Interview - Franz P. Linder
»Transformation der Städte in Lebensräume«
{b}Herr Linder, mit Ihrem Büro waren Sie an der Ausarbeitung eines 45 Kilometer langen Radschnellwegs beteiligt. Vor welchen Hindernissen stehen Sie, wenn Sie als Verkehrsplaner ein solches Projekt vorschlagen?{/b}
Viele Politiker haben Schwierigkeiten mit der Größenordnung, wenn es nicht nur um den gewohnten Ausbau geht, der sich ja in einem üblicherweise sehr bescheidenen finanziellen Rahmen abspielt, sondern um ganz neue Konzepte. Die neuen Ansätze und vor allem die geänderten Kostendimensionen muss man erst einmal verstehen. Schließlich sprechen wir hier von ca. einer Million Euro pro Kilometer Radschnellweg.
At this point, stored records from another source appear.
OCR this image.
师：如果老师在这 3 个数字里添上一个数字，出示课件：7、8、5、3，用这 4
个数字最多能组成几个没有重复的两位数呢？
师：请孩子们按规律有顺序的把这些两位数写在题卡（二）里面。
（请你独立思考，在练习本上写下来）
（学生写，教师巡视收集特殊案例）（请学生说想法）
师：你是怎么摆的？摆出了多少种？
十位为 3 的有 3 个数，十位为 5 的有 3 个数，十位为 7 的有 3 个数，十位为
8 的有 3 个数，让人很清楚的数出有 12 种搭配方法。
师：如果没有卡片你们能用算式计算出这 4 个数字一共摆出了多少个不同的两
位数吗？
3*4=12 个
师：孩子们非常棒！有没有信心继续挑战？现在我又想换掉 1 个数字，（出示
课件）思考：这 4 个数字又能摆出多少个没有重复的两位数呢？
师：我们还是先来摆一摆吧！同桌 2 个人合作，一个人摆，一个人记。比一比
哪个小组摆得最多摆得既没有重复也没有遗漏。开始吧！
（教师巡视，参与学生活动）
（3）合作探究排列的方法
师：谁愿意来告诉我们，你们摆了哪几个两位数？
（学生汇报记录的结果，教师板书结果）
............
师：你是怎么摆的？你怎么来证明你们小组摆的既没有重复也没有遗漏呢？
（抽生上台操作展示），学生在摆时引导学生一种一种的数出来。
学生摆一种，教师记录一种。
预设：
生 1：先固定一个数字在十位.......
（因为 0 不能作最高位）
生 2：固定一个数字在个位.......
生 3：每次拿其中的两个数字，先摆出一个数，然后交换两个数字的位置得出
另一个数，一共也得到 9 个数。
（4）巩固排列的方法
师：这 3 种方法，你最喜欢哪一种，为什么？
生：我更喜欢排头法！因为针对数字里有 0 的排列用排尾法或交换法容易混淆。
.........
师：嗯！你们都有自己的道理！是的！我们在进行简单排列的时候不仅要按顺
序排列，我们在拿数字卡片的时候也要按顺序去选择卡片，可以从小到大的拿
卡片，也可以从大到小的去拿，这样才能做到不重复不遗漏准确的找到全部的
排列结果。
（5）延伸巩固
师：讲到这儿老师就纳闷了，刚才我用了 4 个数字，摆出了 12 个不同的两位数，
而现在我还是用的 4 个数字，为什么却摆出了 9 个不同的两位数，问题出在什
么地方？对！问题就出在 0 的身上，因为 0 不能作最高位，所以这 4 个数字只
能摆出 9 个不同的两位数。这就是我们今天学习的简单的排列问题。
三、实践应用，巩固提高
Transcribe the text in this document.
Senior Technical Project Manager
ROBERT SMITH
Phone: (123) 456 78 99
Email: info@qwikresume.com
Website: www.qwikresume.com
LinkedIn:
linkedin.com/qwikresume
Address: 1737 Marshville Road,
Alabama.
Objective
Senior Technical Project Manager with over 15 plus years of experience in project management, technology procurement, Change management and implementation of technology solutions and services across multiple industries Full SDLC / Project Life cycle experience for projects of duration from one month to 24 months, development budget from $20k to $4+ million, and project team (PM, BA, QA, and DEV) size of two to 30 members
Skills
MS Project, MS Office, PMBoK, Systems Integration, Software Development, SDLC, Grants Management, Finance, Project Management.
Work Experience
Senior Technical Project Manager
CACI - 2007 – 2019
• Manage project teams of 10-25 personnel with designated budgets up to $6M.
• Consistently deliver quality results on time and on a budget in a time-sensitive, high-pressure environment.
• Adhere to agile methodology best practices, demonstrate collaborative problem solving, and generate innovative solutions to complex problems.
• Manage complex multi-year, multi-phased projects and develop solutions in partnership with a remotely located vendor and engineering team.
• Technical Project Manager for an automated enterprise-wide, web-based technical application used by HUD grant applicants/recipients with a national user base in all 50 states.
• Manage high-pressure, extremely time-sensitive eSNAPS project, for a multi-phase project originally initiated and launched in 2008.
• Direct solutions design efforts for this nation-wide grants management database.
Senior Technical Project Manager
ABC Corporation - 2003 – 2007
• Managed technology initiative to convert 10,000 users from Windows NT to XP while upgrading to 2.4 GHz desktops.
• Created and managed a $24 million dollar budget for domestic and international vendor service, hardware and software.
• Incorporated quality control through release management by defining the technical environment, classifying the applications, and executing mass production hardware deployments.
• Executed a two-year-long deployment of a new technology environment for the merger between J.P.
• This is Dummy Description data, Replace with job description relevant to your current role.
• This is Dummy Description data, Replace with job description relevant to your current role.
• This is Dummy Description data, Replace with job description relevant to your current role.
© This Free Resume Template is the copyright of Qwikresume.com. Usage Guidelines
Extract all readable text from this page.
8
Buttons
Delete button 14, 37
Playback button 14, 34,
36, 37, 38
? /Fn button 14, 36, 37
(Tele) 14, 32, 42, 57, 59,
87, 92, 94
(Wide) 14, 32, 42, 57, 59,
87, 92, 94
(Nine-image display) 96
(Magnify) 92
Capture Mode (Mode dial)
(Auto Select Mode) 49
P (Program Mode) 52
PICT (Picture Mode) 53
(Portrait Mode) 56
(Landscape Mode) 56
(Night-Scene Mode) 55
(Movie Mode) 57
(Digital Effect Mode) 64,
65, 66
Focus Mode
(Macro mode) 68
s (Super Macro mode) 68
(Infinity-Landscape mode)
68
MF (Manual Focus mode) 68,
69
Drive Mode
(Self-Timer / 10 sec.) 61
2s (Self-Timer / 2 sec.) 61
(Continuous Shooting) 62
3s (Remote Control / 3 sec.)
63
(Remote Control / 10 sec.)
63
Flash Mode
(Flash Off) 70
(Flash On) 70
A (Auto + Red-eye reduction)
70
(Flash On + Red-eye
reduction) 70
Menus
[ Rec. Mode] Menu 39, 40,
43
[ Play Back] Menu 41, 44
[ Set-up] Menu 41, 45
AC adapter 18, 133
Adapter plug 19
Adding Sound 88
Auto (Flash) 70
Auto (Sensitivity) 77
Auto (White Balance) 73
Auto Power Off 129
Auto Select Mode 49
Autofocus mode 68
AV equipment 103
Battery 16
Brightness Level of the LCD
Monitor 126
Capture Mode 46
{b}Mit welchen Argumenten überzeugen Sie Skeptiker?{/b}
Es geht in unseren Argumenten gar nicht zentral um die Frage, ob ein paar Kilometer Radweg mehr oder weniger gebaut werden sollen. Sonst kommen wir sehr schnell in eine ideologische und kostengeprägte Diskussion. Wir stellen einen größeren Zusammenhang her, der unserer Erfahrung nach unabdingbar ist. Zum Beispiel: Wie bleiben oder wie werden Städte und Gemeinden künftig attraktiv? Wie hoch sind die Kosten, die eine Stadt für Mobilität aufbringen muss? Wie stellen Städte sicher, dass die zunehmende Zahl älterer Menschen so lange wie möglich autark mobil bleiben kann? Wie sieht es mit dem Aufwand für Gesundheit aus? Und schließlich: Wie könnte eine Stadt als Lebens- und Bewegungsraum aussehen? In der anschließenden Diskussion relativieren sich die Kosten für Radschnellwege.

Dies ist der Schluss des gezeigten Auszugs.